In the final stages of John Durham’s trial against Steele dossier source Igor Danchenko, special counsel took aim at FBI.

The trial’s closing arguments were concluded Monday afternoon and the jury is currently deliberating. Durham addressed the “elephant” in the room at the trial and stated that he believed that the FBI had bungled its Trump-Russia investigation, but that the bureau still has to consider the lies about Christopher Steele’s dossier.

Durham stated that the FBI “mishandled the investigation at question” and that the FBI “didn’t do what it should have done”. He also said that the jury didn’t have to feel sorry for the FBI agents and stressed that the FBI’s special counsel team was not present to defend their handling of the dossier.

The special counsel offered other options regarding the FBI’s failure to investigate Trump-Russia, asking rhetorically if the FBI was “simply incapable,” “working in coordination,” or “or whatever.”

According to the trial, Danchenko was on FBI’s payroll from March 2017 to Oct 2020 as a confidential source human source. He was then charged with five counts each of making false statements to bureau in November 2021. He has pleaded guilty.
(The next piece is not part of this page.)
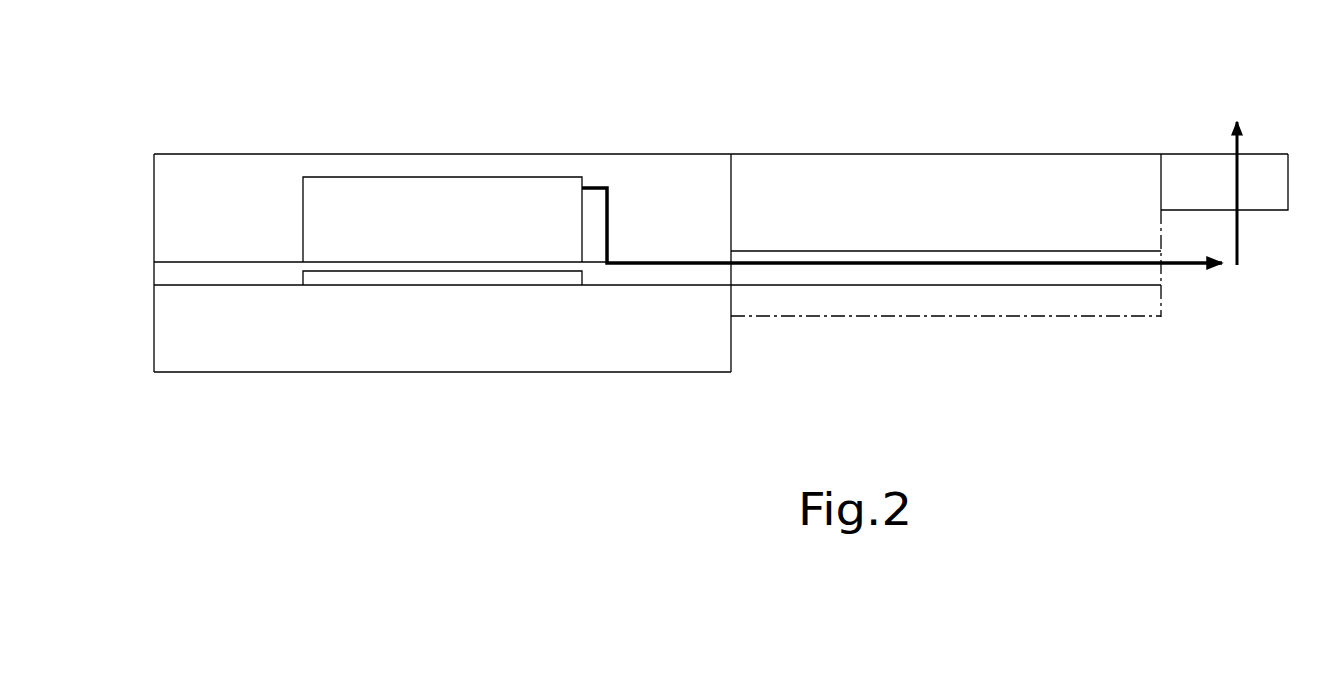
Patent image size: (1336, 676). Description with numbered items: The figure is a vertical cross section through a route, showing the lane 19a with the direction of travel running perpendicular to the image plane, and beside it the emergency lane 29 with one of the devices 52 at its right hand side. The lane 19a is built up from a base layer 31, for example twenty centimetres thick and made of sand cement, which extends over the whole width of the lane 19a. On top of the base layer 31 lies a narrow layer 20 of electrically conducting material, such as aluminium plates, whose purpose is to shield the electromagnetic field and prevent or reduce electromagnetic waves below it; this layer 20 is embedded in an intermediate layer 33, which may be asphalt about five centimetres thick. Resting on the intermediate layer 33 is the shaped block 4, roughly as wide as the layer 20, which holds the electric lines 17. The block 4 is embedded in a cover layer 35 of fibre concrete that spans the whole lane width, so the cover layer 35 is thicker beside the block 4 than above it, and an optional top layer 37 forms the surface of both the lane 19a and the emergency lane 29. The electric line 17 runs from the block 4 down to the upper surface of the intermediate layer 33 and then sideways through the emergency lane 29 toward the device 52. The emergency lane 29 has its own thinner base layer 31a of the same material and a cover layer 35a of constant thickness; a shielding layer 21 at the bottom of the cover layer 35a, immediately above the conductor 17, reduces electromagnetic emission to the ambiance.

Durham claims that Danchenko anonymously obtained a fabrication about Trump 2016 campaign manager Paul Manafort from Charles Dolan. Dolan is a Clinton ally who spent many years working for Russian companies and the Russian government. Before the jury could make a decision, the judge dismissed that charge.

Indictment against Durham also states that Danchenko lied about a call he claimed he received from someone he believed to be Sergei Millian. This is a Belarusian citizen and businessman who Steele sources had said told him about an elaborate conspiracy of cooperation between Donald Trump and the Russians. The special counsel claims this is false.

In January 2017, Danchenko was granted partial immunity by the Justice Department. According to the immunity agreement, Danchenko had to give “true and complete testimony”. According to the agreement, Danchenko had to answer all questions concerning the subject matter of the investigation and not withhold any information. Danchenko was also not allowed to “falsely indict anyone” or attempt to shield and protect anyone. Durham stated that the agreement would be null if Danchenko lies, as the special counsel has confirmed.

Brian Auten, an FBI supervisory intelligence analyst, testified last week. He was one of the FBI agents that interviewed Danchenko back in January 2017. Steele was offered a $1 million incentive by the FBI if he can prove the allegations in his dossier. However, the FBI analyst stated that the former MI6 agent could not confirm the claims.

Kevin Helson, the FBI agent who handled Danchenko’s dossier, testified that the source of the dossier went on to be a crucial part of the FBI’s efforts to counter Russian influence in the U.S. despite never being capable of corroborate any of it.

Helson requested that Danchenko be paid a lump sum in October 2020. His testimony showed that this would have increased the amount the bureau had paid the Russian lawyer over the years to $546,000. The request for a lump-sum payment was denied.

According to testimony from the FBI’s Human Intelligence Validation Unit, Danchenko was also mentioned by a member. Durham also highlighted the fact that Helson did not conduct proper research into the background of the Russian analyst before signing him up for confidential human sources.